Graph Unfolding and Sampling for Transitory Video Summarization via Gershgorin Disc Alignment
This addresses the need for efficient video summarization for social media platforms like YouTube and TikTok, though it is incremental as it builds on existing graph-based methods with a novel optimization approach.
The paper tackles the problem of summarizing user-generated videos into keyframes efficiently by proposing a fast graph sampling algorithm based on Gershgorin disc alignment, achieving comparable or better performance than state-of-the-art methods with substantially reduced complexity.
User-generated videos (UGVs) uploaded from mobile phones to social media sites like YouTube and TikTok are short and non-repetitive. We summarize a transitory UGV into several keyframes in linear time via fast graph sampling based on Gershgorin disc alignment (GDA). Specifically, we first model a sequence of $N$ frames in a UGV as an $M$-hop path graph $\mathcal{G}^o$ for $M \ll N$, where the similarity between two frames within $M$ time instants is encoded as a positive edge based on feature similarity. Towards efficient sampling, we then "unfold" $\mathcal{G}^o$ to a $1$-hop path graph $\mathcal{G}$, specified by a generalized graph Laplacian matrix $\mathcal{L}$, via one of two graph unfolding procedures with provable performance bounds. We show that maximizing the smallest eigenvalue $λ_{\min}(\mathbf{B})$ of a coefficient matrix $\mathbf{B} = \textit{diag}\left(\mathbf{h}\right) + μ\mathcal{L}$, where $\mathbf{h}$ is the binary keyframe selection vector, is equivalent to minimizing a worst-case signal reconstruction error.

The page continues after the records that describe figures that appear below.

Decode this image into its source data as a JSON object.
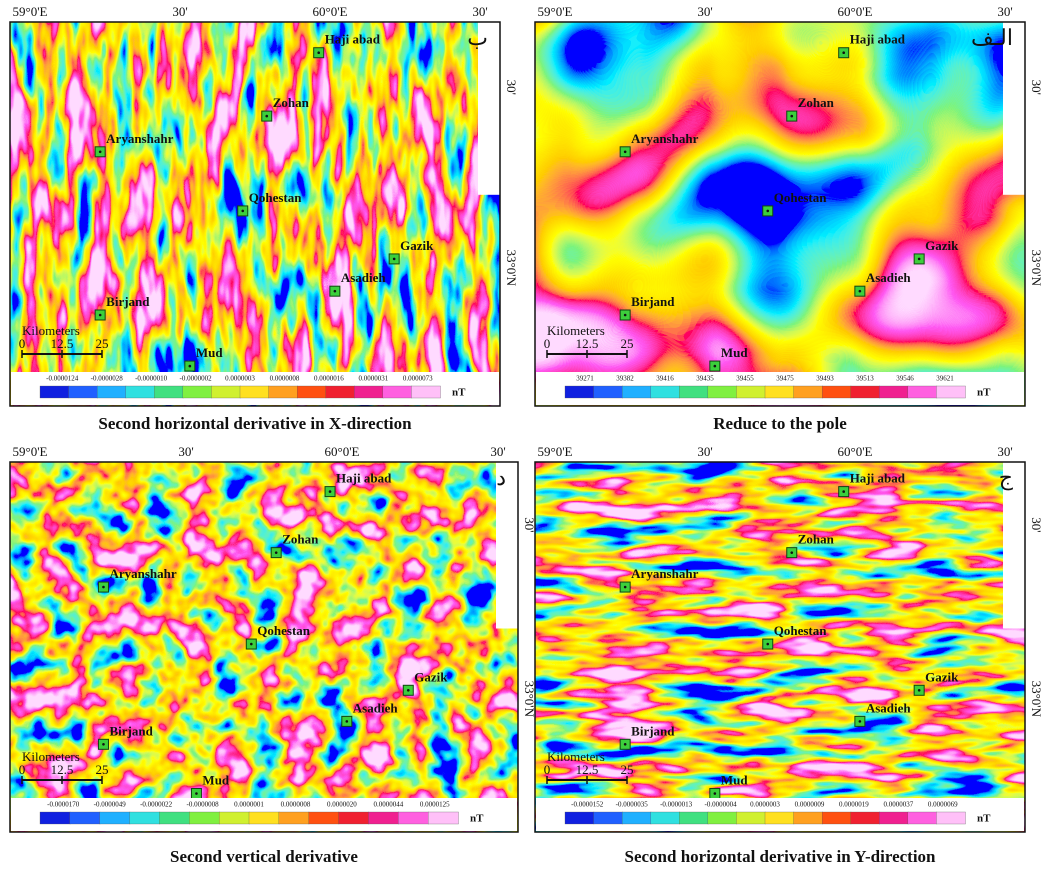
{
  "panels": [
    {
      "letter": "ب",
      "caption": "Second horizontal derivative in X-direction",
      "top_labels": [
        "59°0'E",
        "30'",
        "60°0'E",
        "30'"
      ],
      "right_labels": [
        "30'",
        "33°0'N"
      ],
      "towns": [
        "Haji abad",
        "Zohan",
        "Aryanshahr",
        "Qohestan",
        "Gazik",
        "Asadieh",
        "Birjand",
        "Mud"
      ],
      "scale": {
        "title": "Kilometers",
        "ticks": [
          "0",
          "12.5",
          "25"
        ]
      },
      "colorbar": [
        "-0.0000124",
        "-0.0000028",
        "-0.0000010",
        "-0.0000002",
        "0.0000003",
        "0.0000008",
        "0.0000016",
        "0.0000031",
        "0.0000073"
      ],
      "unit": "nT"
    },
    {
      "letter": "الـف",
      "caption": "Reduce to the pole",
      "top_labels": [
        "59°0'E",
        "30'",
        "60°0'E",
        "30'"
      ],
      "right_labels": [
        "30'",
        "33°0'N"
      ],
      "towns": [
        "Haji abad",
        "Zohan",
        "Aryanshahr",
        "Qohestan",
        "Gazik",
        "Asadieh",
        "Birjand",
        "Mud"
      ],
      "scale": {
        "title": "Kilometers",
        "ticks": [
          "0",
          "12.5",
          "25"
        ]
      },
      "colorbar": [
        "39271",
        "39382",
        "39416",
        "39435",
        "39455",
        "39475",
        "39493",
        "39513",
        "39546",
        "39621"
      ],
      "unit": "nT"
    },
    {
      "letter": "د",
      "caption": "Second vertical derivative",
      "top_labels": [
        "59°0'E",
        "30'",
        "60°0'E",
        "30'"
      ],
      "right_labels": [
        "30'",
        "33°0'N"
      ],
      "towns": [
        "Haji abad",
        "Zohan",
        "Aryanshahr",
        "Qohestan",
        "Gazik",
        "Asadieh",
        "Birjand",
        "Mud"
      ],
      "scale": {
        "title": "Kilometers",
        "ticks": [
          "0",
          "12.5",
          "25"
        ]
      },
      "colorbar": [
        "-0.0000170",
        "-0.0000049",
        "-0.0000022",
        "-0.0000008",
        "0.0000001",
        "0.0000008",
        "0.0000020",
        "0.0000044",
        "0.0000125"
      ],
      "unit": "nT"
    },
    {
      "letter": "ج",
      "caption": "Second horizontal derivative in Y-direction",
      "top_labels": [
        "59°0'E",
        "30'",
        "60°0'E",
        "30'"
      ],
      "right_labels": [
        "30'",
        "33°0'N"
      ],
      "towns": [
        "Haji abad",
        "Zohan",
        "Aryanshahr",
        "Qohestan",
        "Gazik",
        "Asadieh",
        "Birjand",
        "Mud"
      ],
      "scale": {
        "title": "Kilometers",
        "ticks": [
          "0",
          "12.5",
          "25"
        ]
      },
      "colorbar": [
        "-0.0000152",
        "-0.0000035",
        "-0.0000013",
        "-0.0000004",
        "0.0000003",
        "0.0000009",
        "0.0000019",
        "0.0000037",
        "0.0000069"
      ],
      "unit": "nT"
    }
  ]
}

We maximize instead the Gershgorin circle theorem (GCT) lower bound $λ^-_{\min}(\mathbf{B})$ by choosing $\mathbf{h}$ via a new fast graph sampling algorithm that iteratively aligns left-ends of Gershgorin discs for all graph nodes (frames). Extensive experiments on multiple short video datasets show that our algorithm achieves comparable or better video summarization performance compared to state-of-the-art methods, at a substantially reduced complexity.